Enzymatic, physicochemical and biological properties of MMP-sensitive alginate hydrogels

Abstract

Protease-sensitive hydrogels that recapitulate the mechanisms of cell-driven enzymatic remodelling of the natural extracellular matrix (ECM) have been gaining popularity as artificial 3D cell-microenvironments.
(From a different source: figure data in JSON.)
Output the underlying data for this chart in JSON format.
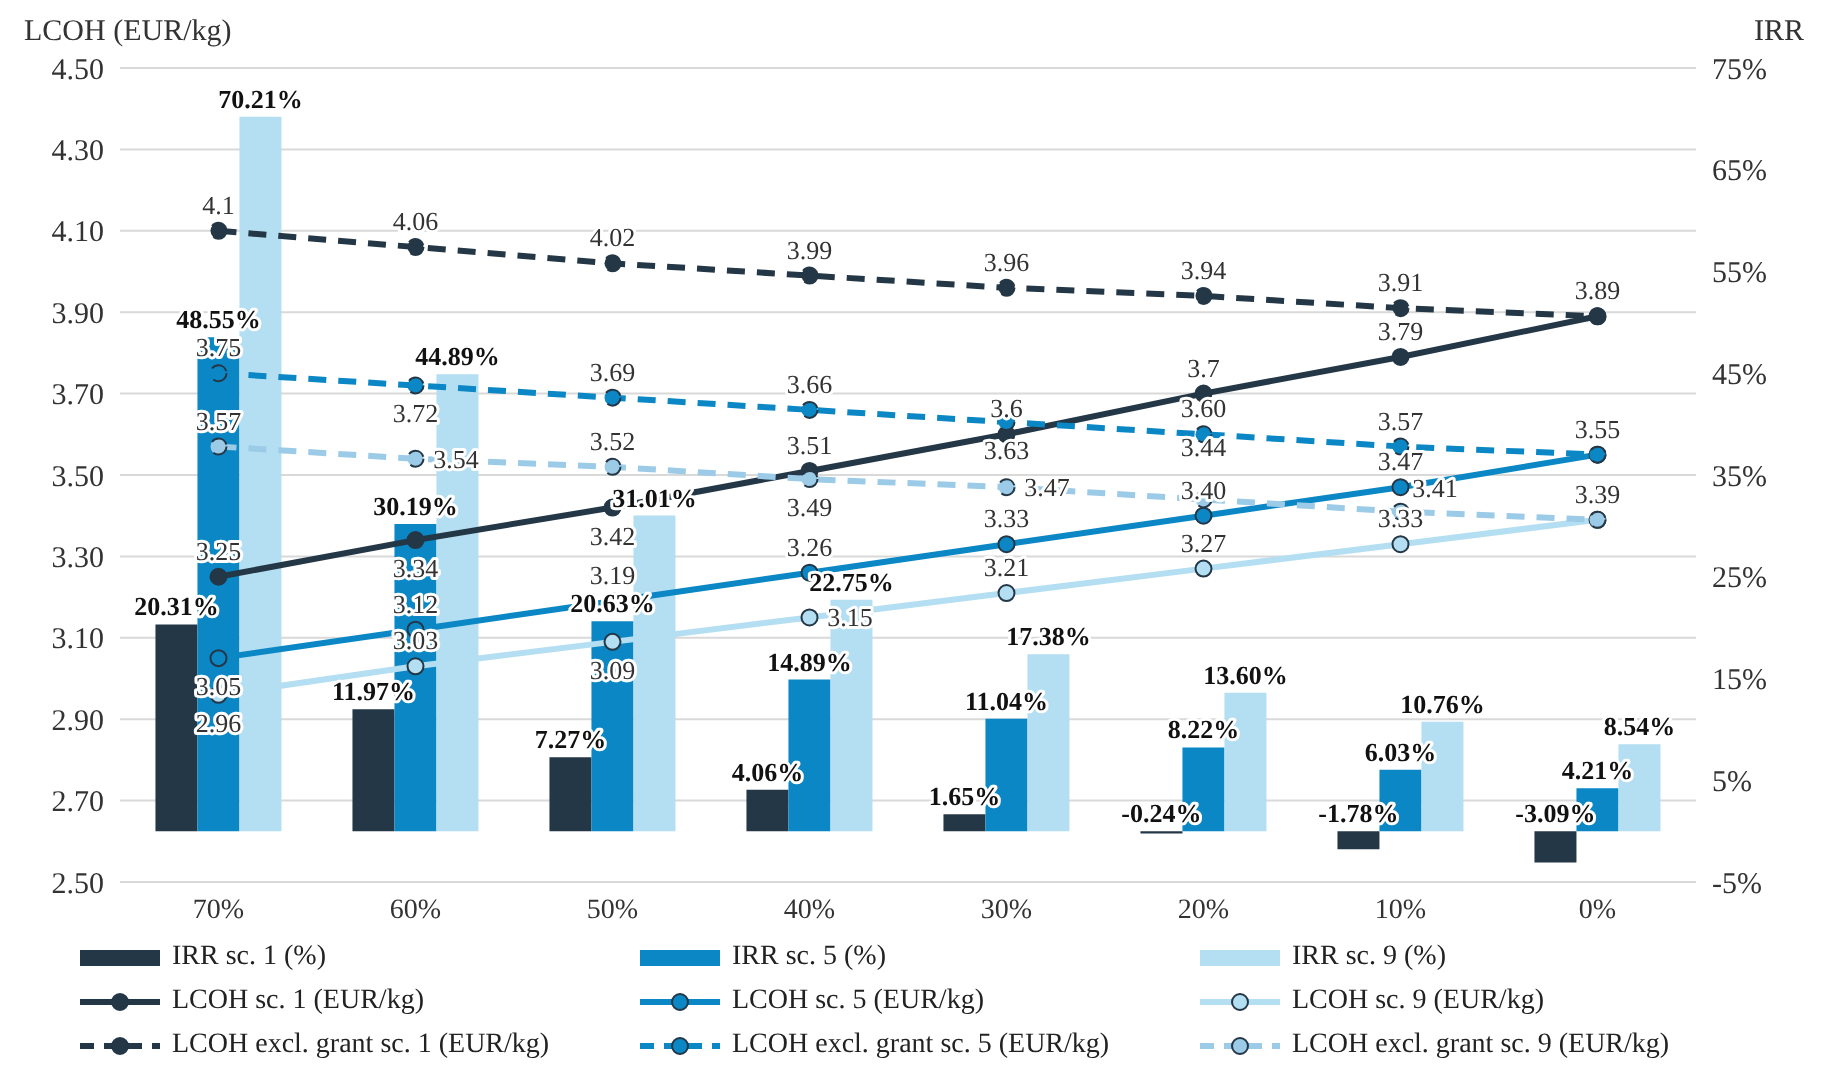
{
  "chart_data": {
    "type": "bar",
    "ylabel": "LCOH (EUR/kg)",
    "y2label": "IRR",
    "categories": [
      "70%",
      "60%",
      "50%",
      "40%",
      "30%",
      "20%",
      "10%",
      "0%"
    ],
    "ylim": [
      2.5,
      4.5
    ],
    "yticks": [
      {
        "value": 2.5,
        "label": "2.50"
      },
      {
        "value": 2.7,
        "label": "2.70"
      },
      {
        "value": 2.9,
        "label": "2.90"
      },
      {
        "value": 3.1,
        "label": "3.10"
      },
      {
        "value": 3.3,
        "label": "3.30"
      },
      {
        "value": 3.5,
        "label": "3.50"
      },
      {
        "value": 3.7,
        "label": "3.70"
      },
      {
        "value": 3.9,
        "label": "3.90"
      },
      {
        "value": 4.1,
        "label": "4.10"
      },
      {
        "value": 4.3,
        "label": "4.30"
      },
      {
        "value": 4.5,
        "label": "4.50"
      }
    ],
    "y2lim": [
      -5,
      75
    ],
    "y2ticks": [
      {
        "value": -5,
        "label": "-5%"
      },
      {
        "value": 5,
        "label": "5%"
      },
      {
        "value": 15,
        "label": "15%"
      },
      {
        "value": 25,
        "label": "25%"
      },
      {
        "value": 35,
        "label": "35%"
      },
      {
        "value": 45,
        "label": "45%"
      },
      {
        "value": 55,
        "label": "55%"
      },
      {
        "value": 65,
        "label": "65%"
      },
      {
        "value": 75,
        "label": "75%"
      }
    ],
    "grid": "y",
    "legend": "bottom",
    "series": [
      {
        "name": "IRR sc. 1 (%)",
        "axis": "y2",
        "color": "#243746",
        "values": [
          20.31,
          11.97,
          7.27,
          4.06,
          1.65,
          -0.24,
          -1.78,
          -3.09
        ],
        "value_labels": [
          "20.31%",
          "11.97%",
          "7.27%",
          "4.06%",
          "1.65%",
          "-0.24%",
          "-1.78%",
          "-3.09%"
        ]
      },
      {
        "name": "IRR sc. 5 (%)",
        "axis": "y2",
        "color": "#0a87c4",
        "values": [
          48.55,
          30.19,
          20.63,
          14.89,
          11.04,
          8.22,
          6.03,
          4.21
        ],
        "value_labels": [
          "48.55%",
          "30.19%",
          "20.63%",
          "14.89%",
          "11.04%",
          "8.22%",
          "6.03%",
          "4.21%"
        ]
      },
      {
        "name": "IRR sc. 9 (%)",
        "axis": "y2",
        "color": "#b4def2",
        "values": [
          70.21,
          44.89,
          31.01,
          22.75,
          17.38,
          13.6,
          10.76,
          8.54
        ],
        "value_labels": [
          "70.21%",
          "44.89%",
          "31.01%",
          "22.75%",
          "17.38%",
          "13.60%",
          "10.76%",
          "8.54%"
        ]
      },
      {
        "name": "LCOH sc. 1 (EUR/kg)",
        "type": "line",
        "marker": "circle",
        "line_style": "solid",
        "color": "#243746",
        "values": [
          3.25,
          3.34,
          3.42,
          3.51,
          3.6,
          3.7,
          3.79,
          3.89
        ],
        "value_labels": [
          "3.25",
          "3.34",
          "3.42",
          "3.51",
          "3.6",
          "3.7",
          "3.79",
          null
        ]
      },
      {
        "name": "LCOH sc. 5 (EUR/kg)",
        "type": "line",
        "marker": "circle",
        "line_style": "solid",
        "color": "#0a87c4",
        "values": [
          3.05,
          3.12,
          3.19,
          3.26,
          3.33,
          3.4,
          3.47,
          3.55
        ],
        "value_labels": [
          "3.05",
          "3.12",
          "3.19",
          "3.26",
          "3.33",
          "3.40",
          "3.47",
          null
        ]
      },
      {
        "name": "LCOH sc. 9 (EUR/kg)",
        "type": "line",
        "marker": "circle",
        "line_style": "solid",
        "color": "#b4def2",
        "values": [
          2.96,
          3.03,
          3.09,
          3.15,
          3.21,
          3.27,
          3.33,
          3.39
        ],
        "value_labels": [
          "2.96",
          "3.03",
          "3.09",
          "3.15",
          "3.21",
          "3.27",
          "3.33",
          null
        ]
      },
      {
        "name": "LCOH excl. grant sc. 1 (EUR/kg)",
        "type": "line",
        "marker": "circle",
        "line_style": "dashed",
        "color": "#243746",
        "values": [
          4.1,
          4.06,
          4.02,
          3.99,
          3.96,
          3.94,
          3.91,
          3.89
        ],
        "value_labels": [
          "4.1",
          "4.06",
          "4.02",
          "3.99",
          "3.96",
          "3.94",
          "3.91",
          "3.89"
        ]
      },
      {
        "name": "LCOH excl. grant sc. 5 (EUR/kg)",
        "type": "line",
        "marker": "circle",
        "line_style": "dashed",
        "color": "#0a87c4",
        "values": [
          3.75,
          3.72,
          3.69,
          3.66,
          3.63,
          3.6,
          3.57,
          3.55
        ],
        "value_labels": [
          "3.75",
          "3.72",
          "3.69",
          "3.66",
          "3.63",
          "3.60",
          "3.57",
          "3.55"
        ]
      },
      {
        "name": "LCOH excl. grant sc. 9 (EUR/kg)",
        "type": "line",
        "marker": "circle",
        "line_style": "dashed",
        "color": "#9ccbe8",
        "values": [
          3.57,
          3.54,
          3.52,
          3.49,
          3.47,
          3.44,
          3.41,
          3.39
        ],
        "value_labels": [
          "3.57",
          "3.54",
          "3.52",
          "3.49",
          "3.47",
          "3.44",
          "3.41",
          "3.39"
        ]
      }
    ]
  }
}
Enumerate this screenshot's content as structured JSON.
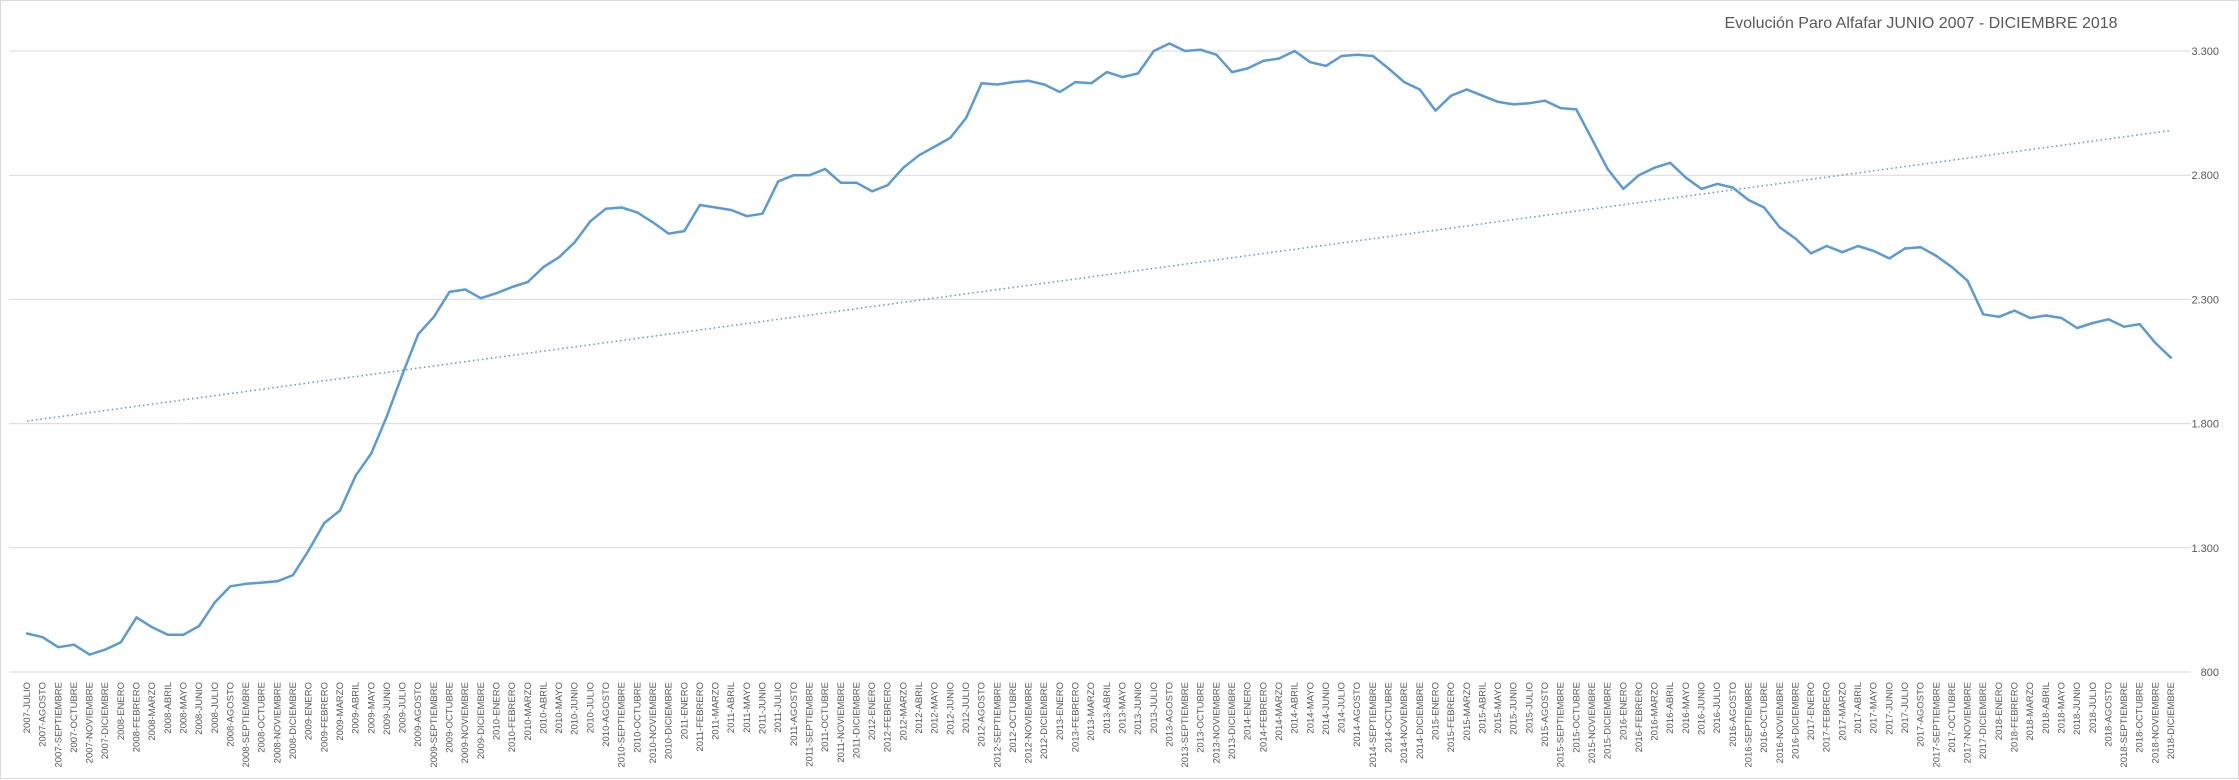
{
  "chart_data": {
    "type": "line",
    "title": "Evolución Paro Alfafar JUNIO 2007 - DICIEMBRE 2018",
    "xlabel": "",
    "ylabel": "",
    "ylim": [
      800,
      3300
    ],
    "y_ticks": [
      "800",
      "1.300",
      "1.800",
      "2.300",
      "2.800",
      "3.300"
    ],
    "y_axis_position": "right",
    "grid": true,
    "legend": "none",
    "categories": [
      "2007-JULIO",
      "2007-AGOSTO",
      "2007-SEPTIEMBRE",
      "2007-OCTUBRE",
      "2007-NOVIEMBRE",
      "2007-DICIEMBRE",
      "2008-ENERO",
      "2008-FEBRERO",
      "2008-MARZO",
      "2008-ABRIL",
      "2008-MAYO",
      "2008-JUNIO",
      "2008-JULIO",
      "2008-AGOSTO",
      "2008-SEPTIEMBRE",
      "2008-OCTUBRE",
      "2008-NOVIEMBRE",
      "2008-DICIEMBRE",
      "2009-ENERO",
      "2009-FEBRERO",
      "2009-MARZO",
      "2009-ABRIL",
      "2009-MAYO",
      "2009-JUNIO",
      "2009-JULIO",
      "2009-AGOSTO",
      "2009-SEPTIEMBRE",
      "2009-OCTUBRE",
      "2009-NOVIEMBRE",
      "2009-DICIEMBRE",
      "2010-ENERO",
      "2010-FEBRERO",
      "2010-MARZO",
      "2010-ABRIL",
      "2010-MAYO",
      "2010-JUNIO",
      "2010-JULIO",
      "2010-AGOSTO",
      "2010-SEPTIEMBRE",
      "2010-OCTUBRE",
      "2010-NOVIEMBRE",
      "2010-DICIEMBRE",
      "2011-ENERO",
      "2011-FEBRERO",
      "2011-MARZO",
      "2011-ABRIL",
      "2011-MAYO",
      "2011-JUNIO",
      "2011-JULIO",
      "2011-AGOSTO",
      "2011-SEPTIEMBRE",
      "2011-OCTUBRE",
      "2011-NOVIEMBRE",
      "2011-DICIEMBRE",
      "2012-ENERO",
      "2012-FEBRERO",
      "2012-MARZO",
      "2012-ABRIL",
      "2012-MAYO",
      "2012-JUNIO",
      "2012-JULIO",
      "2012-AGOSTO",
      "2012-SEPTIEMBRE",
      "2012-OCTUBRE",
      "2012-NOVIEMBRE",
      "2012-DICIEMBRE",
      "2013-ENERO",
      "2013-FEBRERO",
      "2013-MARZO",
      "2013-ABRIL",
      "2013-MAYO",
      "2013-JUNIO",
      "2013-JULIO",
      "2013-AGOSTO",
      "2013-SEPTIEMBRE",
      "2013-OCTUBRE",
      "2013-NOVIEMBRE",
      "2013-DICIEMBRE",
      "2014-ENERO",
      "2014-FEBRERO",
      "2014-MARZO",
      "2014-ABRIL",
      "2014-MAYO",
      "2014-JUNIO",
      "2014-JULIO",
      "2014-AGOSTO",
      "2014-SEPTIEMBRE",
      "2014-OCTUBRE",
      "2014-NOVIEMBRE",
      "2014-DICIEMBRE",
      "2015-ENERO",
      "2015-FEBRERO",
      "2015-MARZO",
      "2015-ABRIL",
      "2015-MAYO",
      "2015-JUNIO",
      "2015-JULIO",
      "2015-AGOSTO",
      "2015-SEPTIEMBRE",
      "2015-OCTUBRE",
      "2015-NOVIEMBRE",
      "2015-DICIEMBRE",
      "2016-ENERO",
      "2016-FEBRERO",
      "2016-MARZO",
      "2016-ABRIL",
      "2016-MAYO",
      "2016-JUNIO",
      "2016-JULIO",
      "2016-AGOSTO",
      "2016-SEPTIEMBRE",
      "2016-OCTUBRE",
      "2016-NOVIEMBRE",
      "2016-DICIEMBRE",
      "2017-ENERO",
      "2017-FEBRERO",
      "2017-MARZO",
      "2017-ABRIL",
      "2017-MAYO",
      "2017-JUNIO",
      "2017-JULIO",
      "2017-AGOSTO",
      "2017-SEPTIEMBRE",
      "2017-OCTUBRE",
      "2017-NOVIEMBRE",
      "2017-DICIEMBRE",
      "2018-ENERO",
      "2018-FEBRERO",
      "2018-MARZO",
      "2018-ABRIL",
      "2018-MAYO",
      "2018-JUNIO",
      "2018-JULIO",
      "2018-AGOSTO",
      "2018-SEPTIEMBRE",
      "2018-OCTUBRE",
      "2018-NOVIEMBRE",
      "2018-DICIEMBRE"
    ],
    "series": [
      {
        "values": [
          955,
          940,
          900,
          910,
          870,
          890,
          920,
          1020,
          980,
          950,
          950,
          985,
          1080,
          1145,
          1155,
          1160,
          1165,
          1190,
          1290,
          1400,
          1450,
          1590,
          1680,
          1830,
          2000,
          2160,
          2230,
          2330,
          2340,
          2305,
          2325,
          2350,
          2370,
          2430,
          2470,
          2530,
          2615,
          2665,
          2670,
          2650,
          2610,
          2565,
          2575,
          2680,
          2670,
          2660,
          2635,
          2645,
          2775,
          2800,
          2800,
          2825,
          2770,
          2770,
          2735,
          2760,
          2830,
          2880,
          2915,
          2950,
          3030,
          3170,
          3165,
          3175,
          3180,
          3165,
          3135,
          3175,
          3170,
          3215,
          3195,
          3210,
          3300,
          3330,
          3300,
          3305,
          3285,
          3215,
          3230,
          3260,
          3270,
          3300,
          3255,
          3240,
          3280,
          3285,
          3280,
          3230,
          3175,
          3145,
          3060,
          3120,
          3145,
          3120,
          3095,
          3085,
          3090,
          3100,
          3070,
          3065,
          2945,
          2825,
          2745,
          2800,
          2830,
          2850,
          2790,
          2745,
          2765,
          2750,
          2700,
          2670,
          2590,
          2545,
          2485,
          2515,
          2490,
          2515,
          2495,
          2465,
          2505,
          2510,
          2475,
          2430,
          2375,
          2240,
          2230,
          2255,
          2225,
          2235,
          2225,
          2185,
          2205,
          2220,
          2190,
          2200,
          2125,
          2065
        ],
        "color": "#5b9bd5"
      }
    ],
    "trendline": {
      "type": "linear",
      "start": 1810,
      "end": 2980,
      "color": "#5b9bd5",
      "style": "dotted"
    }
  }
}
Here, the matrix metalloproteinase (MMP)-sensitive peptide Pro-Val-Gly-Leu-Iso-Gly (PVGLIG) was double-end grafted to alginate forming water-soluble PVGLIG-alginate conjugates. the PVGLIG peptide was synthesized as a Fluorescence Resonance Energy Transfer (FRET) sensor and showed to be a good substrate for MMP-2, MMP-9, MMP-13 and MMP-14. After demonstrating that human MSC (hMSC) expressed both MMP-2 and MMP-14 under basal and osteogenic in vitro conditions, the effect of 3D-culture within MMP-sensitive alginate hydrogels on hMSC behaviour was addressed. in situ-forming alginate hydrogels containing only cell-adhesive RGD peptides (RGD-alginate, MMP-insensitive) or both peptides (PVGLIG/RGD-alginate, MMP-sensitive) were used. Cell-matrix and cell-cell interactions were enhanced in hMSC-laden MMP-sensitive alginate hydrogels, as compared to MMP-insensitive hydrogels with identical viscoelastic and microstructural properties. hMSC underwent osteogenic differentiation in both types of matrices. However, the presence of PVGLIG stimulated the secretion of proteases (most likely MMP-2) by hMSC, in both undifferentiated and differentiated cultures. By using the FRET sensor, it was possible to demonstrate that the cocktail of hMSC-secreted MMPs was effectively active in cleaving the PVGLIG motif. Protease-sensitive alginates can be used to creat(e) cell-responsive 3D microenvironments and offer promise as injectable carriers for therapeutic hMSC-delivery.